Currently on display at Hashimoto Contemporary in San Francisco, is “Belongings”, a solo show of new charcoal and graphite drawings on paper by Joel Daniel Phillips. Following his first solo show at the gallery in 2014, the artist returns this May with a body of work that explores the rapidly-shifting social fabric of San Francisco.
Over the past five years, Phillips has focused on drawing as a way to connect with and learn about his local community. During this time the artist created a series of portraits in staggering detail that explore the tensions between voyeurism and the ever- expanding class distinctions of the Mid-Market area. Through larger-than-life sized renderings of individuals from this neighborhood, Phillips strives to tell the stories of those often overlooked and unidentified.
The artist describes his depictions as “an attempt to play with our voyeuristic tendencies toward the indigence surrounding us, hiding in plain sight.” Phillips’ goal is to celebrate each person he draws as the main character in their own narrative. “Belongings” explores the framework of portraiture by presenting four large-scale figures paired with solitary objects. Serving as an extension of their character, these possessions occupy the same sized paper as their human counterpart.
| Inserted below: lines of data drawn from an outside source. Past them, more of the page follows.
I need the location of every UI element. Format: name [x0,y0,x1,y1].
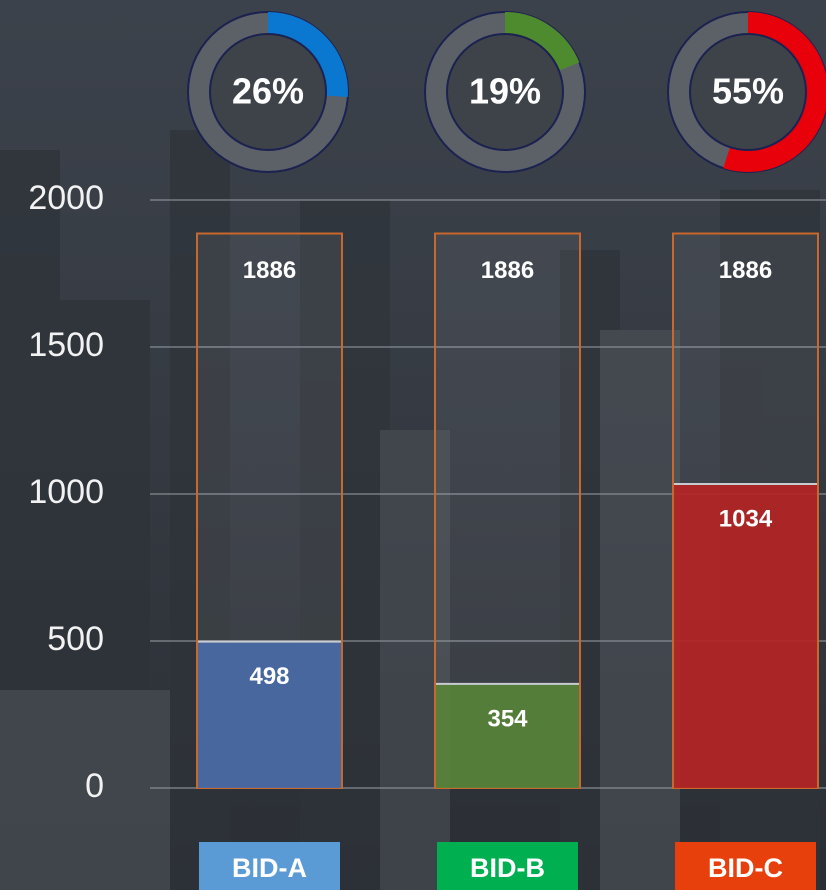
bar [436,684,579,788]
value-label: 1034 [719,505,773,532]
value-label: 354 [487,705,528,732]
total-label: 1886 [243,257,296,284]
y-tick-label: 500 [47,620,104,658]
y-tick-label: 1000 [28,473,104,511]
x-tick-label: BID-C [708,853,783,883]
y-tick-label: 2000 [28,179,104,217]
chart: 0 500 1000 1500 2000 1886 498 BID-A 26% 1886 354 BI… [0,0,826,890]
percentage-label: 26% [232,71,304,112]
x-tick-label: BID-A [232,853,307,883]
percentage-label: 55% [712,71,784,112]
total-label: 1886 [481,257,534,284]
total-label: 1886 [719,257,772,284]
y-tick-label: 1500 [28,326,104,364]
x-tick-label: BID-B [470,853,545,883]
y-tick-label: 0 [85,767,104,805]
value-label: 498 [249,663,289,690]
percentage-label: 19% [469,71,541,112]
The diptychs stand at a monumental scale, speaking not only through their realistic presence, but through the negative space that surrounds them.
Phillips elaborates, ”The drawings are a visual record of my striving to recognize unknown and unnoticed individuals through the tip of my pencil... I am fascinated by the intricacies and commonalities that we share as humans, and search for moments when our projected senses of self are transparent, allowing deeper, more truthful emotions to become visible.”